A pioneer in a male-dominated field, architect Elizabeth "Lisl" Close was perhaps the first Minnesota women licensed in the profession. Throughout a 50-year collaboration with her husband, Winston Close, she designed distinctively modern public buildings and intimate private homes while managing the family's architecture firm and raising three children.
"She was a role model for me not only because she was a successful woman architect but because she fully embraced modernism and never wavered from that conviction," said Joan Soranno, vice president of HGA Architects of Minneapolis. "She showed the rest of us how it could be done with talent, grace and wisdom."
Close, 99, died Tuesday of pneumonia.
She ran the family architecture firm -- now Close Associates Inc. -- while her husband served in World War II and from 1950 to 1971 when he oversaw campus planning and building at the University of Minnesota.
She was the principal designer on a wide range of projects, including 14 houses in the University Grove neighborhood of St. Anthony Park, the Gray Freshwater Biological Institute in Navarre, the Peavey Technical Center in Chaska and Ferguson Hall, the music building on the University of Minnesota's West Bank campus.
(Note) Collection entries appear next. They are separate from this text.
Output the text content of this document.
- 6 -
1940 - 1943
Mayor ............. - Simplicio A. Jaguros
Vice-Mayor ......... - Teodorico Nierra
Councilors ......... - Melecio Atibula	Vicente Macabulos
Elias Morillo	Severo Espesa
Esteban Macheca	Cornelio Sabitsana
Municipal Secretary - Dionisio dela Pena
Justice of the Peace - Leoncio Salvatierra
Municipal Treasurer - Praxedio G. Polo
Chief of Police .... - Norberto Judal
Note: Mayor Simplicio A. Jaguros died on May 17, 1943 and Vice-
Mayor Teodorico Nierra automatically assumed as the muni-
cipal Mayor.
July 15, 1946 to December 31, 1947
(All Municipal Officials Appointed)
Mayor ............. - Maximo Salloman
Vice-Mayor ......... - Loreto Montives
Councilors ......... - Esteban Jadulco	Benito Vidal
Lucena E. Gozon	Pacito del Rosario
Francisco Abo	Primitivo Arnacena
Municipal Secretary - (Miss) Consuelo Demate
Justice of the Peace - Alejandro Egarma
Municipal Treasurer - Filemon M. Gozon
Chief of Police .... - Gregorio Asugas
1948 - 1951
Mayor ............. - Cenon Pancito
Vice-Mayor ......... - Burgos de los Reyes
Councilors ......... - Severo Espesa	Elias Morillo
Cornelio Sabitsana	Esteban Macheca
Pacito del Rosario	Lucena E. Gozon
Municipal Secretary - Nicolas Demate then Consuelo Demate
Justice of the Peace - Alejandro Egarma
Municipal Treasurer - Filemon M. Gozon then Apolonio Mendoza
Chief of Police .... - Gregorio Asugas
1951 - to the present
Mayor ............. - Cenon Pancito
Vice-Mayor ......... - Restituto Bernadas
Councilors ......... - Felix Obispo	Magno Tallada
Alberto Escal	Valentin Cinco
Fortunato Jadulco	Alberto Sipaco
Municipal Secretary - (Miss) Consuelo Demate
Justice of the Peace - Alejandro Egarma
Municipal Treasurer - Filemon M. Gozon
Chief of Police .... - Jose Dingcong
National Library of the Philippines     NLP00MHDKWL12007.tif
"By her example she inspired many women in architecture, myself included, but she didn't want to be known as a woman architect -- just as an architect who happened to be a woman," said architectural historian Jane King Hession, who is working on a book about Close.
Born in Vienna, Austria, in 1912, Lisl Scheu grew up in a celebrated (and still standing) house designed by the influential architect Adolf Loos. Jewish on her mother's side and "socialist on both sides," as her son Roy put it, she left Austria before the Nazi purge and moved to Boston to finish college. There she earned B.A. and M.A. degrees in architecture at MIT and met her future husband, also a graduate student.
The architecture field did not welcome women then, as she discovered after graduating in 1935. The first firm to which she applied rejected her because she would be "a distraction in the drafting room," Hession said. The second told her she could work -- if she paid $20 per month for the privilege. But she was hired by the third and went to work in Philadelphia.